La Cour constitutionnelle a refusé de rouvrir le dossier relatif aux restitutions des biens de la famille Kinský, dont la valeur est estimée à 40 milliards de couronnes (environ 1,6 milliards d’euros). Ceux-ci restent donc définitivement la propriété de l’Etat. L’information a été publiée par la Télévision tchèque.
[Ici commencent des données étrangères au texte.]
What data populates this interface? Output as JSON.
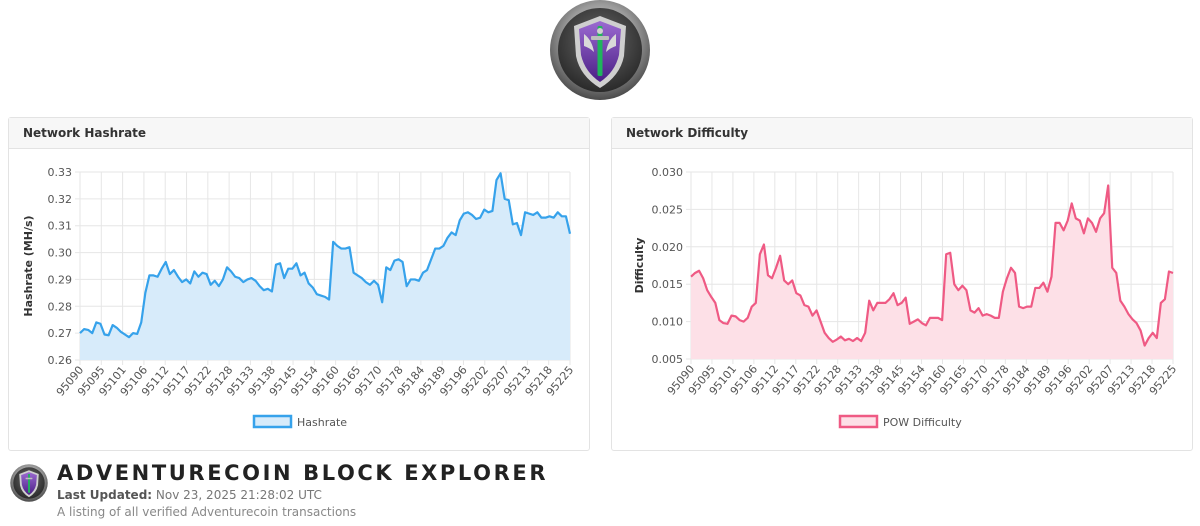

Le Palais Kinský, photo: W.Rebel CC BY 3.0Le Palais Kinský, photo: W.Rebel CC BY 3.0 Décédé en 2009 à Buenos Aires, František Oldřich Kinský, ressortissant autrichien, avait entamé en 2001 des poursuites judiciaires en vue d’obtenir la restitution des biens qui avaient été confisqués en 1945 à la branche de la famille Kinský à laquelle il était rattaché.

La confiscation des biens en 1945 avait été ordonnée dans le cadre des Décrets Beneš et touchait les Tchécoslovaques de nationalité allemande ainsi que les collaborateurs avec le régime nazi. Contrairement aux confiscations réalisées à la suite de la prise du pouvoir par les communistes en 1948, les biens confisqués en 1945 ne font pas l’objet d’une procédure de restitution par l’Etat.
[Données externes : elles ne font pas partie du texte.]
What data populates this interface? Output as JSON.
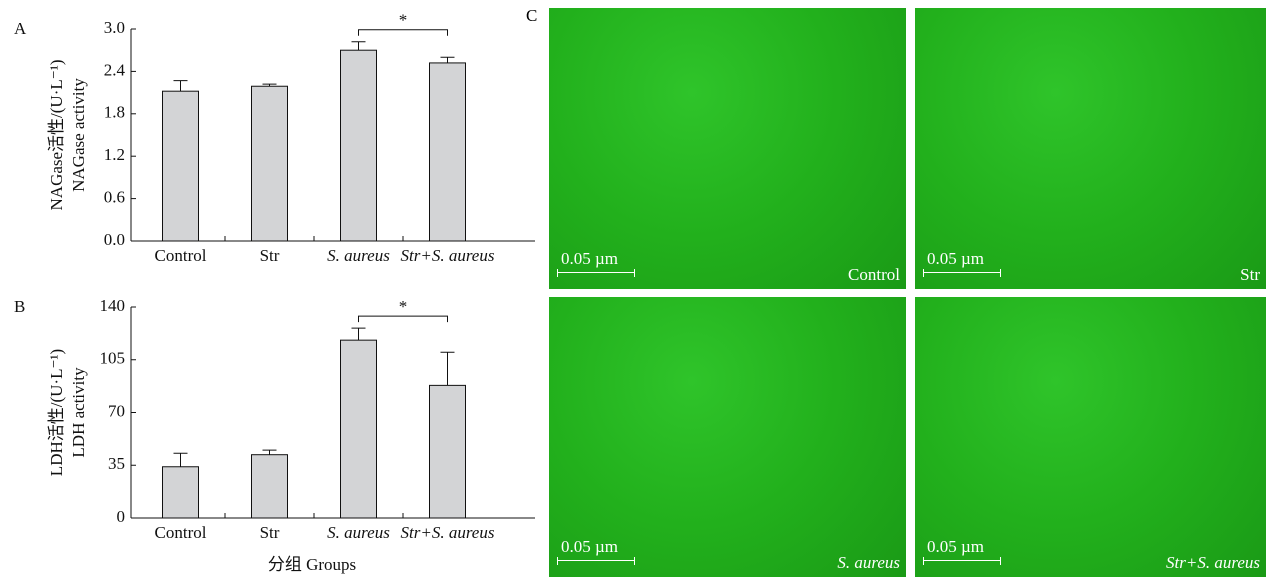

Pourtant, le prince Kinský, ce descendant d’une branche de l’une des familles de l’ancienne noblesse de Bohême, a déposé plus de 150 actions au civil afin d’obtenir des restitutions de biens et de terrains, dont par exemple le Palais Kinský sur la place de la Vieille-Ville de Prague, siège de la Galerie nationale.

Après la mort de František Oldřich Kinský, ses proches ont continué à déposer des demandes de restitution, mais leur initiative n’a pas été couronnée de succès. Leurs plaintes, basées sur de nouveaux faits qu’ils auraient découverts dans les Archives nationales, ont finalement été examinées par la Cour constitutionnelle. Celle-ci vient de rejeter leur demande de réouverture du dossier, arguant que l’affaire ne relevait pas du domaine des restitutions.